Il faut que je déploie largement mes ailes pour les poser en bouclier sur les pousses vertes. Elles seront privées de la pluie nourricière de l'été mais je les protègerai. Les fleurs pousseront, chétives, malingres, sans soleil et sans eau, mais elles grandiront un peu au moins. Il faut que je sauve leurs pétales même si je dois faire pâlir un peu leurs couleurs.
Qu'ai-je d'autre comme solution de toute façon. Je ne sais pas, je n'arrive pas à faire sauter la couche de mauvais sucre brûlé.
C'est la jeune herbe en moi qui brûle. L'enfant aux mille misères qui accompagne. Il s'est réveillé. Il ne saurait aimer tant qu'il n'aura pas une liberté consciente de haïr l'autre côté du pont.
Je crois savoir aujourd'hui vivre avec mes blessures, invisibles. J'essaie du moins. Je m'arrange avec elles et y puisent aussi ma force parfois. Mes terres dévastées reçoivent aussi les rayons du soleil, seulement ils peuvent me consumer par instant tant je cherche à créer de calme, défendant contre moi-même une sérénité acquise si chèrement. Mais ce ne sont là que les turbulences de ma sensibilité. Pourtant, c'est si fort. À chaque remous je crains de ne pouvoir rejoindre la rive, et la rejoins toujours finalement, mais là…Là est encore un passage, comme un autre, difficile c'est certain. Mais le temps fera à l'affaire évidemment. L'envie d'écrire, parce que de dire, mais l'écoute n'existe pas, pas pour le désir de crier une souffrance illégitime aux yeux d'autres. J'ai tenté de me livrer un peu, rien ne me fera poser des mots clairs, ni ici, ni ailleurs. Mais qu'importe, j'attrape ma douleur pour en faire un modelage, et l'œuvre achevée trônera parmi d'autres, belle et définitive. Mais si le travail est acharné, la matière est difficile et il me faut sculpter dans le temps.
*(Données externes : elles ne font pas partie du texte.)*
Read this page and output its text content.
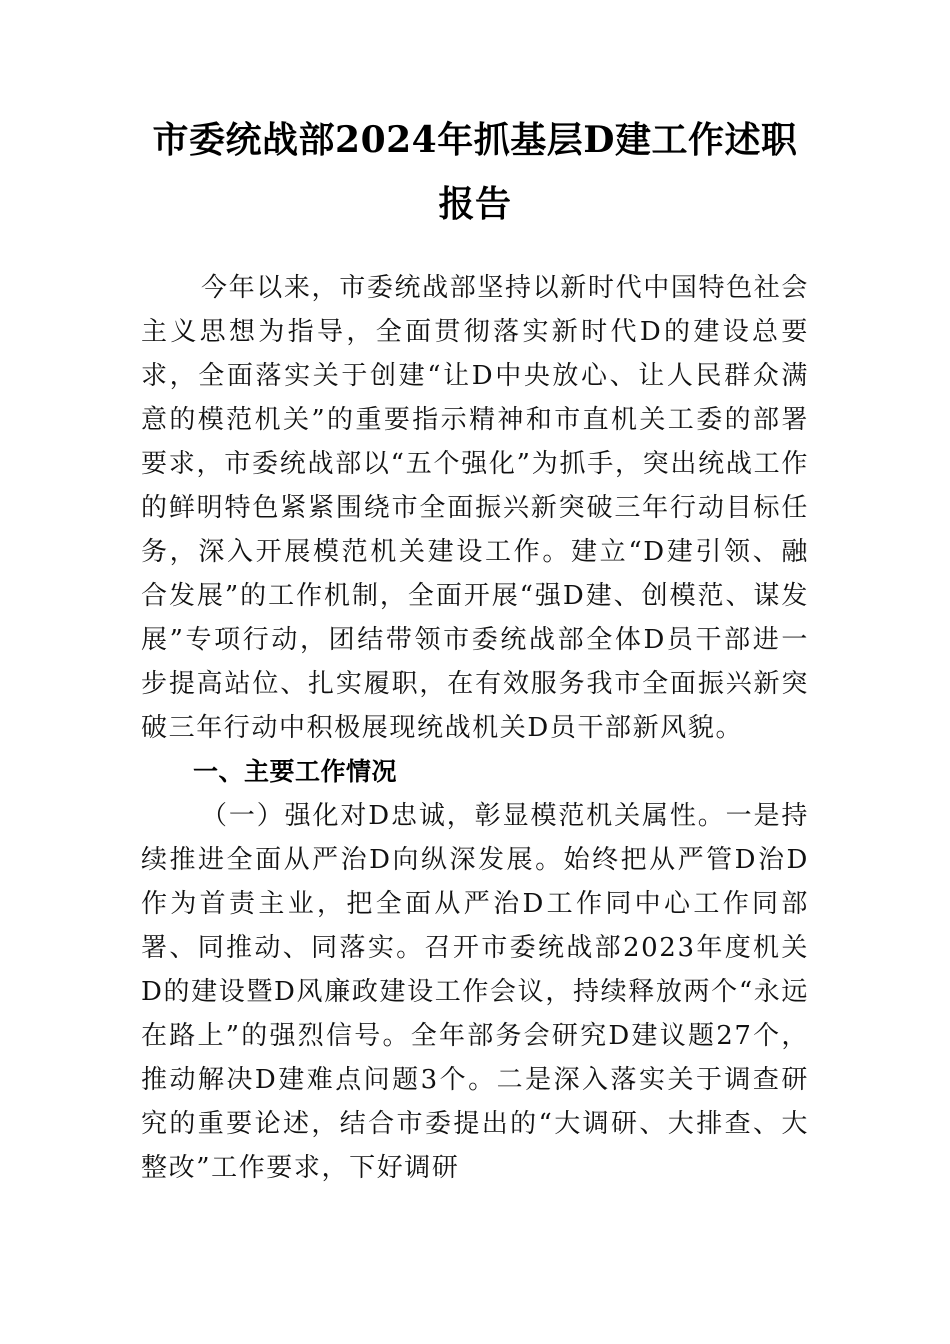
市委统战部2024年抓基层D建工作述职报告

今年以来，市委统战部坚持以新时代中国特色社会主义思想为指导，全面贯彻落实新时代D的建设总要求，全面落实关于创建“让D中央放心、让人民群众满意的模范机关”的重要指示精神和市直机关工委的部署要求，市委统战部以“五个强化”为抓手，突出统战工作的鲜明特色紧紧围绕市全面振兴新突破三年行动目标任务，深入开展模范机关建设工作。建立“D建引领、融合发展”的工作机制，全面开展“强D建、创模范、谋发展”专项行动，团结带领市委统战部全体D员干部进一步提高站位、扎实履职，在有效服务我市全面振兴新突破三年行动中积极展现统战机关D员干部新风貌。

一、主要工作情况

（一）强化对D忠诚，彰显模范机关属性。一是持续推进全面从严治D向纵深发展。始终把从严管D治D作为首责主业，把全面从严治D工作同中心工作同部署、同推动、同落实。召开市委统战部2023年度机关D的建设暨D风廉政建设工作会议，持续释放两个“永远在路上”的强烈信号。全年部务会研究D建议题27个，推动解决D建难点问题3个。二是深入落实关于调查研究的重要论述，结合市委提出的“大调研、大排查、大整改”工作要求，下好调研
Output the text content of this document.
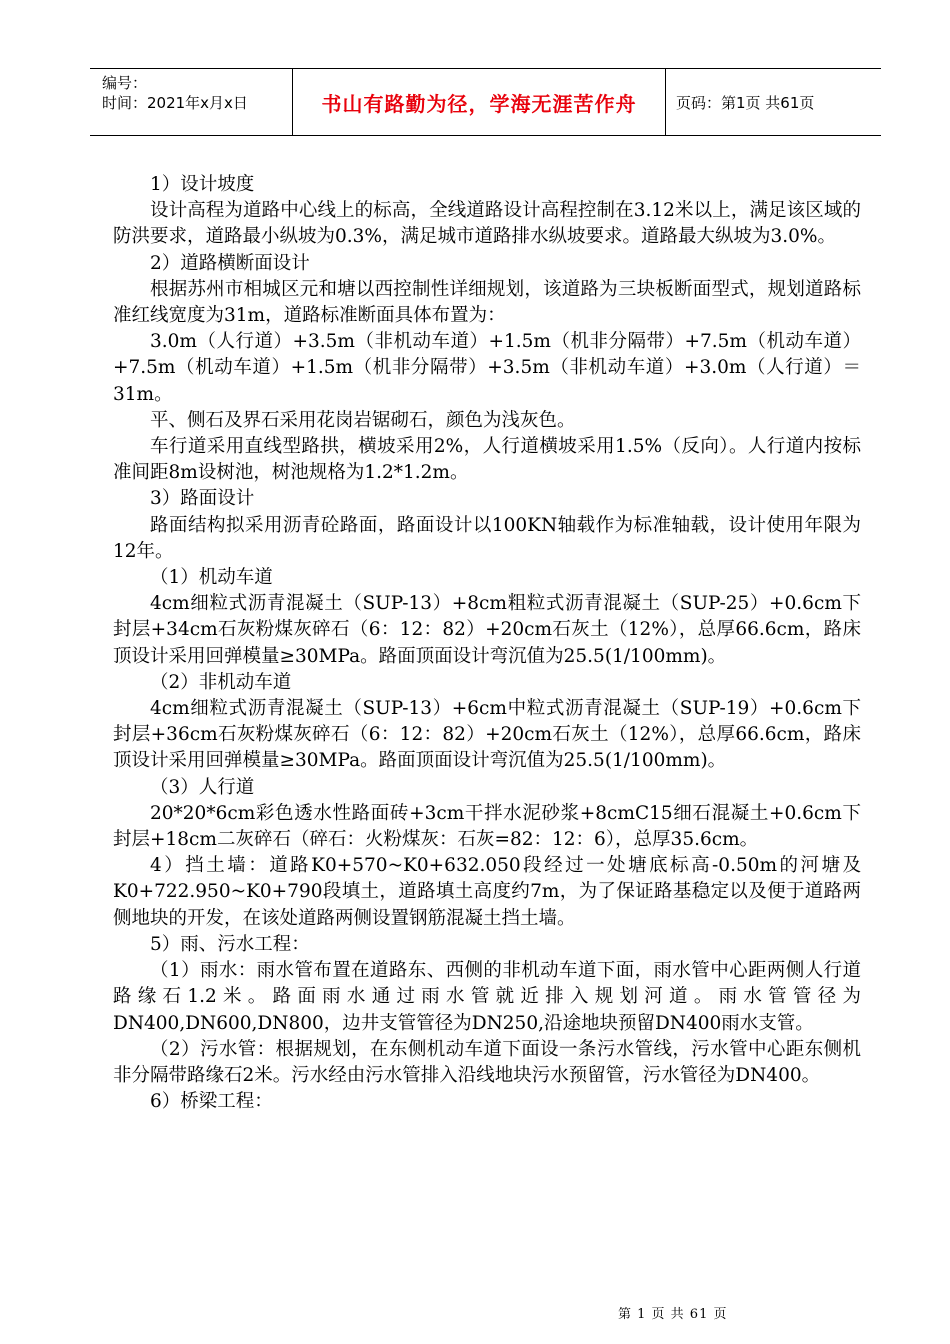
编号：
时间：2021年x月x日	书山有路勤为径，学海无涯苦作舟	页码：第1页 共61页

1）设计坡度

设计高程为道路中心线上的标高，全线道路设计高程控制在3.12米以上，满足该区域的防洪要求，道路最小纵坡为0.3%，满足城市道路排水纵坡要求。道路最大纵坡为3.0%。

2）道路横断面设计

根据苏州市相城区元和塘以西控制性详细规划，该道路为三块板断面型式，规划道路标准红线宽度为31m，道路标准断面具体布置为：

3.0m（人行道）+3.5m（非机动车道）+1.5m（机非分隔带）+7.5m（机动车道）+7.5m（机动车道）+1.5m（机非分隔带）+3.5m（非机动车道）+3.0m（人行道）＝31m。

平、侧石及界石采用花岗岩锯砌石，颜色为浅灰色。

车行道采用直线型路拱，横坡采用2%，人行道横坡采用1.5%（反向）。人行道内按标准间距8m设树池，树池规格为1.2*1.2m。

3）路面设计

路面结构拟采用沥青砼路面，路面设计以100KN轴载作为标准轴载，设计使用年限为12年。

（1）机动车道

4cm细粒式沥青混凝土（SUP-13）+8cm粗粒式沥青混凝土（SUP-25）+0.6cm下封层+34cm石灰粉煤灰碎石（6：12：82）+20cm石灰土（12%），总厚66.6cm，路床顶设计采用回弹模量≥30MPa。路面顶面设计弯沉值为25.5(1/100mm)。

（2）非机动车道

4cm细粒式沥青混凝土（SUP-13）+6cm中粒式沥青混凝土（SUP-19）+0.6cm下封层+36cm石灰粉煤灰碎石（6：12：82）+20cm石灰土（12%），总厚66.6cm，路床顶设计采用回弹模量≥30MPa。路面顶面设计弯沉值为25.5(1/100mm)。

（3）人行道

20*20*6cm彩色透水性路面砖+3cm干拌水泥砂浆+8cmC15细石混凝土+0.6cm下封层+18cm二灰碎石（碎石：火粉煤灰：石灰=82：12：6），总厚35.6cm。

4）挡土墙：道路K0+570~K0+632.050段经过一处塘底标高-0.50m的河塘及K0+722.950~K0+790段填土，道路填土高度约7m，为了保证路基稳定以及便于道路两侧地块的开发，在该处道路两侧设置钢筋混凝土挡土墙。

5）雨、污水工程：

（1）雨水：雨水管布置在道路东、西侧的非机动车道下面，雨水管中心距两侧人行道路缘石1.2米。路面雨水通过雨水管就近排入规划河道。雨水管管径为DN400,DN600,DN800，边井支管管径为DN250,沿途地块预留DN400雨水支管。

（2）污水管：根据规划，在东侧机动车道下面设一条污水管线，污水管中心距东侧机非分隔带路缘石2米。污水经由污水管排入沿线地块污水预留管，污水管径为DN400。

6）桥梁工程：

第 1 页 共 61 页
Que de claques je prends, que de retours à la réalité. Je ne sais pas les mots convenant à la chose. Cette chose qui mine n'est pas plus chose qu'être, vivant ou fantôme. Un sentiment étrange qui plombe mes pas posés un à un, dans la brume. Je cherche un chemin tendant les mains vers le vide. La route ne se dessine pas, le silence me baigne, de nuit noire ou crépuscule voilé, la moiteur m'envahit.
C'est ma chance, l'œuvre se dégrossit.